Note: you are able to turn on logging of all packages (not only your cubes) with option --logging
and set logging level to debug via --debug
.
python -m cuber --logging --debug run with_train_test_split.wf
See code, it is simple. Note, it does not evaluate function for the second time:
gborisenko@switch-toolset:~/projects/Cuber/examples/example_1$ python -m cuber trivial.wf
INFO: 2017-06-22 17:26:57,574 ::: cube_trivial: Init: param = 7 (cube_trivial.py:8)
INFO: 2017-06-22 17:26:57,574 ::: cuber.cube: Pickle name: checkpoints/trivial_7.pkl (cube.py:18)
INFO: 2017-06-22 17:26:57,575 ::: cuber.cube: Cache is not ok.

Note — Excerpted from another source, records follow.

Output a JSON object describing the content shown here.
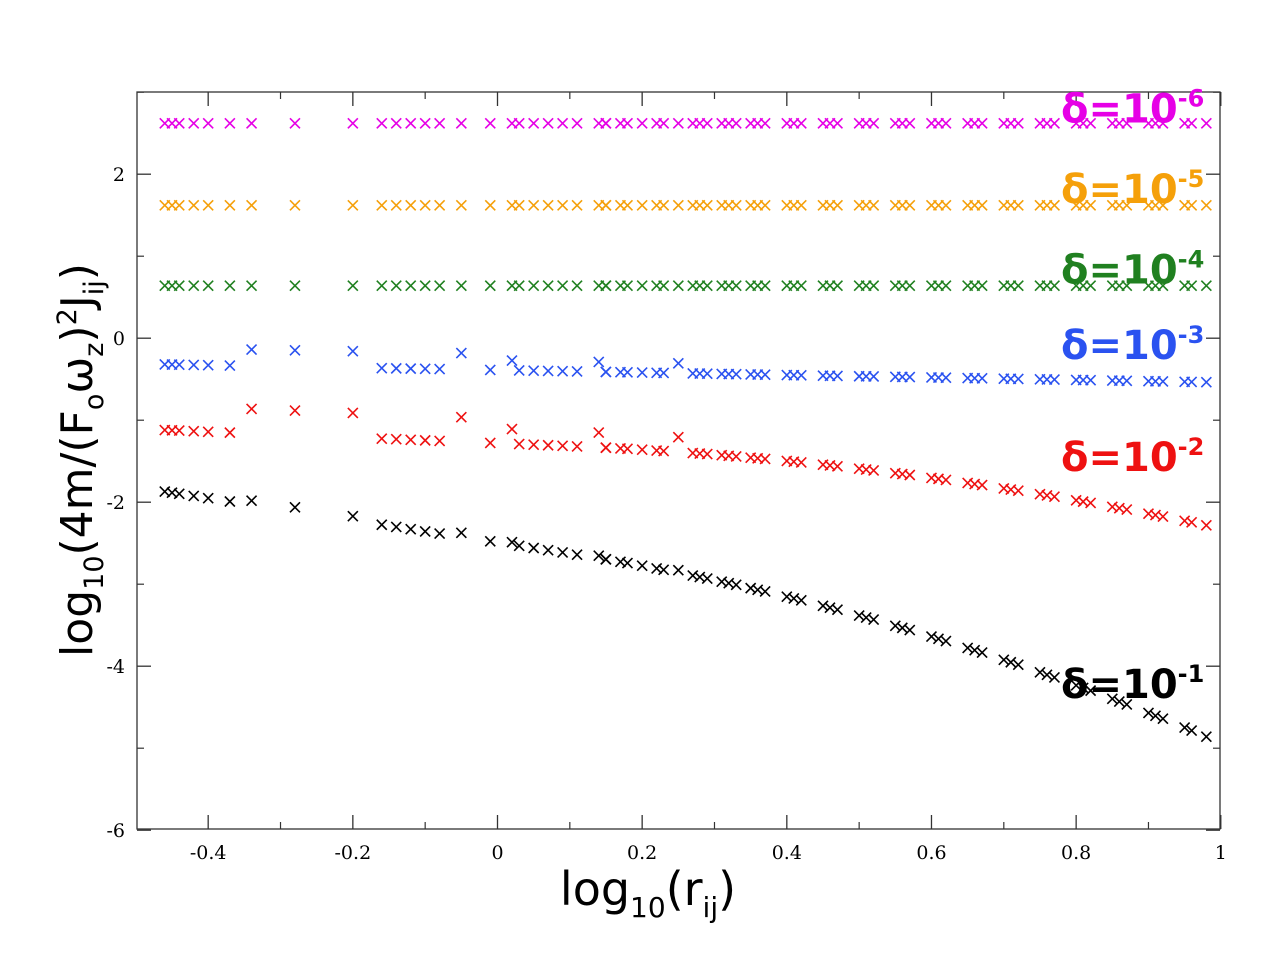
{
  "chart_data": {
    "type": "scatter",
    "title": "",
    "xlabel": {
      "base": "log",
      "base_sub": "10",
      "open": "(r",
      "arg_sub": "ij",
      "close": ")"
    },
    "ylabel": {
      "base": "log",
      "base_sub": "10",
      "open": "(4m/(F",
      "f_sub": "o",
      "omega": "ω",
      "omega_sub": "z",
      "close_paren": ")",
      "power": "2",
      "j": "J",
      "j_sub": "ij",
      "close": ")"
    },
    "xlim": [
      -0.48,
      1.0
    ],
    "ylim": [
      -6,
      3
    ],
    "x_ticks": [
      {
        "value": -0.4,
        "label": "-0.4"
      },
      {
        "value": -0.2,
        "label": "-0.2"
      },
      {
        "value": 0,
        "label": "0"
      },
      {
        "value": 0.2,
        "label": "0.2"
      },
      {
        "value": 0.4,
        "label": "0.4"
      },
      {
        "value": 0.6,
        "label": "0.6"
      },
      {
        "value": 0.8,
        "label": "0.8"
      },
      {
        "value": 1,
        "label": "1"
      }
    ],
    "y_ticks": [
      {
        "value": -6,
        "label": "-6"
      },
      {
        "value": -4,
        "label": "-4"
      },
      {
        "value": -2,
        "label": "-2"
      },
      {
        "value": 0,
        "label": "0"
      },
      {
        "value": 2,
        "label": "2"
      }
    ],
    "x_points": [
      -0.46,
      -0.45,
      -0.44,
      -0.42,
      -0.4,
      -0.37,
      -0.34,
      -0.28,
      -0.2,
      -0.16,
      -0.14,
      -0.12,
      -0.1,
      -0.08,
      -0.05,
      -0.01,
      0.02,
      0.03,
      0.05,
      0.07,
      0.09,
      0.11,
      0.14,
      0.15,
      0.17,
      0.2,
      0.22,
      0.25,
      0.27,
      0.29,
      0.31,
      0.33,
      0.35,
      0.37,
      0.4,
      0.42,
      0.45,
      0.47,
      0.5,
      0.52,
      0.55,
      0.57,
      0.6,
      0.62,
      0.65,
      0.67,
      0.7,
      0.72,
      0.75,
      0.77,
      0.8,
      0.82,
      0.85,
      0.87,
      0.9,
      0.92,
      0.95,
      0.98
    ],
    "series": [
      {
        "name": "δ=10⁻⁶",
        "label_prefix": "δ=10",
        "label_exp": "-6",
        "color": "#e600e6",
        "shape": "flat",
        "base": 2.62,
        "slope": 0,
        "curve": 0
      },
      {
        "name": "δ=10⁻⁵",
        "label_prefix": "δ=10",
        "label_exp": "-5",
        "color": "#f5a00a",
        "shape": "flat",
        "base": 1.62,
        "slope": 0,
        "curve": 0
      },
      {
        "name": "δ=10⁻⁴",
        "label_prefix": "δ=10",
        "label_exp": "-4",
        "color": "#208020",
        "shape": "flat",
        "base": 0.64,
        "slope": 0,
        "curve": 0
      },
      {
        "name": "δ=10⁻³",
        "label_prefix": "δ=10",
        "label_exp": "-3",
        "color": "#2a52f0",
        "shape": "sawtooth",
        "base": -0.32,
        "slope": -0.15,
        "curve": 0,
        "jump": 0.2
      },
      {
        "name": "δ=10⁻²",
        "label_prefix": "δ=10",
        "label_exp": "-2",
        "color": "#ee1111",
        "shape": "sawtooth",
        "base": -1.12,
        "slope": -0.35,
        "curve": -0.85,
        "jump": 0.3
      },
      {
        "name": "δ=10⁻¹",
        "label_prefix": "δ=10",
        "label_exp": "-1",
        "color": "#000000",
        "shape": "sawtooth",
        "base": -1.87,
        "slope": -1.35,
        "curve": -1.35,
        "jump": 0.05
      }
    ]
  }
}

Evaluating... (cube.py:20)
INFO: 2017-06-22 17:26:57,575 ::: cube_trivial: Evaluating (cube_trivial.py:18)
INFO: 2017-06-22 17:26:57,576 ::: cube_trivial: Done (cube_trivial.py:24)
INFO: 2017-06-22 17:26:57,576 ::: cuber.cube: Writing cache (cube.py:22)
INFO: 2017-06-22 17:26:57,576 ::: cuber.cube: Loading from cache (cube.py:29)
INFO: 2017-06-22 17:26:57,576 ::: cuber.cube: Loaded (cube.py:32)
n: 993
CRITICAL: 2017-06-22 17:26:57,576 ::: root : trivial.wf:
n: 993
(__main__.py:21)
gborisenko@switch-toolset:~/projects/Cuber/examples/example_1$ python -m cuber trivial.wf
INFO: 2017-06-22 17:27:04,502 ::: cube_trivial: Init: param = 7 (cube_trivial.py:8)
INFO: 2017-06-22 17:27:04,502 ::: cuber.cube: Pickle name: checkpoints/trivial_7.pkl (cube.py:18)
INFO: 2017-06-22 17:27:04,502 ::: cuber.cube: Cache is ok (cube.py:28)
INFO: 2017-06-22 17:27:04,502 ::: cuber.cube: Loading from cache (cube.py:29)
INFO: 2017-06-22 17:27:04,502 ::: cuber.cube: Loaded (cube.py:32)
n: 993
CRITICAL: 2017-06-22 17:27:04,502 ::: root : trivial.wf:
n: 993
(__main__.py:21)
This exmaple has a several cubes, that are near to production cubes. You may use this cube in your own project.
It generates dataset, split it into train and test parts, fits linear model and evaluates the metric.
Note, there is two .wf
files: they are based on the same cubes, but works in sligthly different ways.